00:00.0 Host bridge: Intel Corporation 440FX - 82441FX PMC [Natoma] (rev 02)
00:01.0 ISA bridge: Intel Corporation 82371SB PIIX3 ISA [Natoma/Triton II]
00:01.1 IDE interface: Intel Corporation 82371SB PIIX3 IDE [Natoma/Triton II]
00:01.3 Bridge: Intel Corporation 82371AB/EB/MB PIIX4 ACPI (rev 01)
00:02.0 VGA compatible controller: Cirrus Logic GD 5446
00:03.0 Ethernet controller: Intel Corporation 82599 Ethernet Controller Virtual Function (rev 01)
00:1f.0 Unassigned class [ff80]: XenSource, Inc. Xen Platform Device (rev 01)

That “8-bit” interface is the one that shows up when I run

sudo /bin/sh ./NVIDIA-Linux-x86_64-410.79.run

This is an ec2 p3.8xlarge so I don’t understand why there are no GPUs listed there.

If there are no GPUs listed by lspci in your instance, then it’s expected that the driver installer will report: WARNING: You do not appear to have an NVIDIA GPU supported by the 410.79

I don’t find any similar reports on the web, so my guess is that you are not actually connecting to a p3.8xlarge instance.

I can’t see I am not. I create the spot request, then wait for it to be fulfilled and go to running instances and then connect to it via the connect button pasting in the ssh command it gives. That’s bizarre…

You may wish to check your spot instance limits, or contact AWS for help.

I’m sorry to ask this of you but where can I find what my spot instance limits are?

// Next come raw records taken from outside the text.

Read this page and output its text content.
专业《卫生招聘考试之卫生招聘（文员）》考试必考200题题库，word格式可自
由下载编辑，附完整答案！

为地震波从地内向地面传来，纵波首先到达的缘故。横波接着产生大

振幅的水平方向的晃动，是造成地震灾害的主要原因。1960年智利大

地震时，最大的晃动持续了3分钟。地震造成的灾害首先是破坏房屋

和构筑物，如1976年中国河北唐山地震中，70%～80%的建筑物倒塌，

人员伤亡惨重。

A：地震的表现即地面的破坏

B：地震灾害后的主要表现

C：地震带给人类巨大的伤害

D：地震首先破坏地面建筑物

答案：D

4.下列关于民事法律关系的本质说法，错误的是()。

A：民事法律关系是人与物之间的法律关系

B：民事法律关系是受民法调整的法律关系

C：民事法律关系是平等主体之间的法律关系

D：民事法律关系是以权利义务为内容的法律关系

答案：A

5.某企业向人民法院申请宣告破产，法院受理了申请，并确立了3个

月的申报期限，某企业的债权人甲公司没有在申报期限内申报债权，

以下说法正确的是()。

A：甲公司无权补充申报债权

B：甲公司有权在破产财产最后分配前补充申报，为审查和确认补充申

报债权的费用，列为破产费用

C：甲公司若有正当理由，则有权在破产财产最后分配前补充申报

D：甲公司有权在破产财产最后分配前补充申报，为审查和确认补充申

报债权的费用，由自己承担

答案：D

If you simply google “aws spot instance limits” you’ll find many good resources. Here is one:

https://stackoverflow.com/questions/43217134/aws-spot-instance-limit

I’m not suggesting this is definitely the issue. I don’t think it is. I think there is something else going on, not sure what, and that AWS support might be your quickest resolution.